Trump and Cruz are fighting the fiercest duel in the GOP nomination hunt in South Carolina where the New York billionaire has a double-digit lead in most polls. The pair has had a war of words over the truthfulness of TV ads and Cruz’s Canadian birth, among other points of disagreement.

Haley became a leading voice for bringing down the flag last summer, announcing her backing in the wake of the racially charged Emanuel AME Church shooting. Nine people were killed during a Bible study by an avowed white supremacist who has admitted his role. One of those killed was pastor Clementa Pinckney, who was also a member of the S.C. Senate.

While a majority of lawmakers supported removing the flag, there has still been some lingering friction, including from supporters of the rebel banner, against Haley and other flag opponents.

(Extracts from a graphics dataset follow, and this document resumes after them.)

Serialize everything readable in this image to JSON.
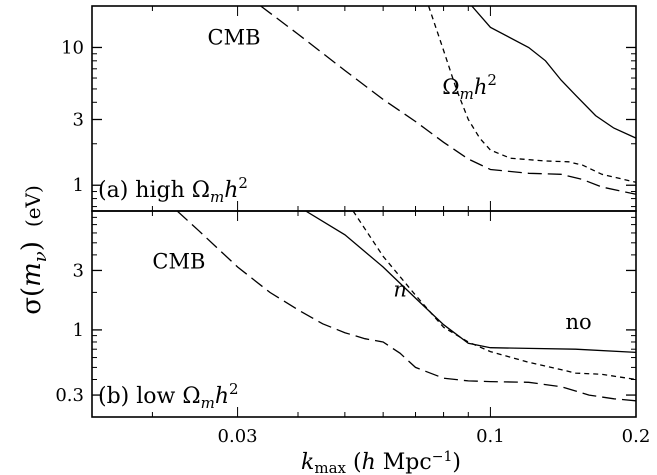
{
  "chart_data": [
    {
      "type": "line",
      "panel": "top",
      "panel_label": [
        "(a) high Ω",
        "m",
        "h",
        "2"
      ],
      "xscale": "log",
      "yscale": "log",
      "xlim": [
        0.015,
        0.2
      ],
      "ylim": [
        0.65,
        20
      ],
      "yticks": [
        1,
        3,
        10
      ],
      "ytick_labels": [
        "1",
        "3",
        "10"
      ],
      "series": [
        {
          "name": "CMB",
          "dash": "long",
          "x": [
            0.0335,
            0.04,
            0.05,
            0.06,
            0.07,
            0.08,
            0.09,
            0.1,
            0.12,
            0.14,
            0.155,
            0.17,
            0.2
          ],
          "y": [
            20,
            12.5,
            6.8,
            4.2,
            2.9,
            2.05,
            1.55,
            1.3,
            1.22,
            1.2,
            1.1,
            0.97,
            0.86
          ]
        },
        {
          "name": "Ωmh2",
          "dash": "short",
          "x": [
            0.0745,
            0.08,
            0.085,
            0.09,
            0.095,
            0.1,
            0.11,
            0.13,
            0.145,
            0.155,
            0.17,
            0.2
          ],
          "y": [
            20,
            9.5,
            5,
            3,
            2.2,
            1.8,
            1.57,
            1.5,
            1.48,
            1.4,
            1.2,
            1.05
          ]
        },
        {
          "name": "",
          "dash": "solid",
          "x": [
            0.0915,
            0.1,
            0.12,
            0.13,
            0.14,
            0.15,
            0.165,
            0.18,
            0.2
          ],
          "y": [
            20,
            14,
            10,
            8,
            5.8,
            4.5,
            3.2,
            2.6,
            2.2
          ]
        }
      ],
      "annotations": [
        {
          "parts": [
            "CMB"
          ],
          "x": 0.026,
          "y": 10.5
        },
        {
          "parts": [
            "Ω",
            "m",
            "h",
            "2"
          ],
          "x": 0.0795,
          "y": 4.6
        }
      ]
    },
    {
      "type": "line",
      "panel": "bottom",
      "panel_label": [
        "(b) low Ω",
        "m",
        "h",
        "2"
      ],
      "xscale": "log",
      "yscale": "log",
      "xlim": [
        0.015,
        0.2
      ],
      "ylim": [
        0.2,
        9
      ],
      "yticks": [
        0.3,
        1,
        3
      ],
      "ytick_labels": [
        "0.3",
        "1",
        "3"
      ],
      "xticks": [
        0.03,
        0.1,
        0.2
      ],
      "xtick_labels": [
        "0.03",
        "0.1",
        "0.2"
      ],
      "series": [
        {
          "name": "CMB",
          "dash": "long",
          "x": [
            0.0225,
            0.025,
            0.03,
            0.035,
            0.04,
            0.045,
            0.05,
            0.055,
            0.06,
            0.065,
            0.07,
            0.08,
            0.09,
            0.1,
            0.12,
            0.14,
            0.16,
            0.18,
            0.2
          ],
          "y": [
            9,
            6.2,
            3.2,
            2,
            1.45,
            1.12,
            0.95,
            0.85,
            0.8,
            0.65,
            0.5,
            0.41,
            0.39,
            0.385,
            0.38,
            0.35,
            0.3,
            0.28,
            0.27
          ]
        },
        {
          "name": "n",
          "dash": "short",
          "x": [
            0.052,
            0.06,
            0.07,
            0.08,
            0.09,
            0.1,
            0.12,
            0.14,
            0.15,
            0.17,
            0.2
          ],
          "y": [
            9,
            3.9,
            1.9,
            1.05,
            0.8,
            0.67,
            0.55,
            0.48,
            0.45,
            0.44,
            0.4
          ]
        },
        {
          "name": "no",
          "dash": "solid",
          "x": [
            0.0415,
            0.05,
            0.06,
            0.07,
            0.08,
            0.09,
            0.1,
            0.12,
            0.15,
            0.2
          ],
          "y": [
            9,
            5.8,
            3.2,
            1.8,
            1.1,
            0.78,
            0.72,
            0.71,
            0.7,
            0.66
          ]
        }
      ],
      "annotations": [
        {
          "parts": [
            "CMB"
          ],
          "x": 0.02,
          "y": 3.1
        },
        {
          "parts": [
            "n"
          ],
          "x": 0.063,
          "y": 1.85
        },
        {
          "parts": [
            "no"
          ],
          "x": 0.143,
          "y": 1.02
        }
      ]
    }
  ],
  "y_axis_title": [
    "σ(",
    "m",
    "ν",
    ")",
    "(eV)"
  ],
  "x_axis_title": [
    "k",
    "max",
    " (",
    "h",
    " Mpc",
    "−1",
    ")"
  ]
}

Haley and Trump have otherwise had little in common this election season. In her nationally broadcast State of the Union response, the governor urged Republicans to avoid following “the siren call of the angriest voices,” an open Trump reference tied to his divisive rhetoric.

She endorsed Marco Rubio for president Wednesday, hitting the road on his behalf.

The Trump-Haley robocall is one of several campaign tactics deemed questionable by Post and Courier readers, who have been reporting similar activities on the newspaper’s web feature Whisper Campaign. The site is collecting examples of messages delivered to voters by phone, mail, signs, TV and other platforms.

The Confederate flag was taken down from outside the Statehouse after an elaborate removal ceremony last summer once lawmakers voted for it to be removed. It is now is storage in Columbia while lawmakers consider a final display site.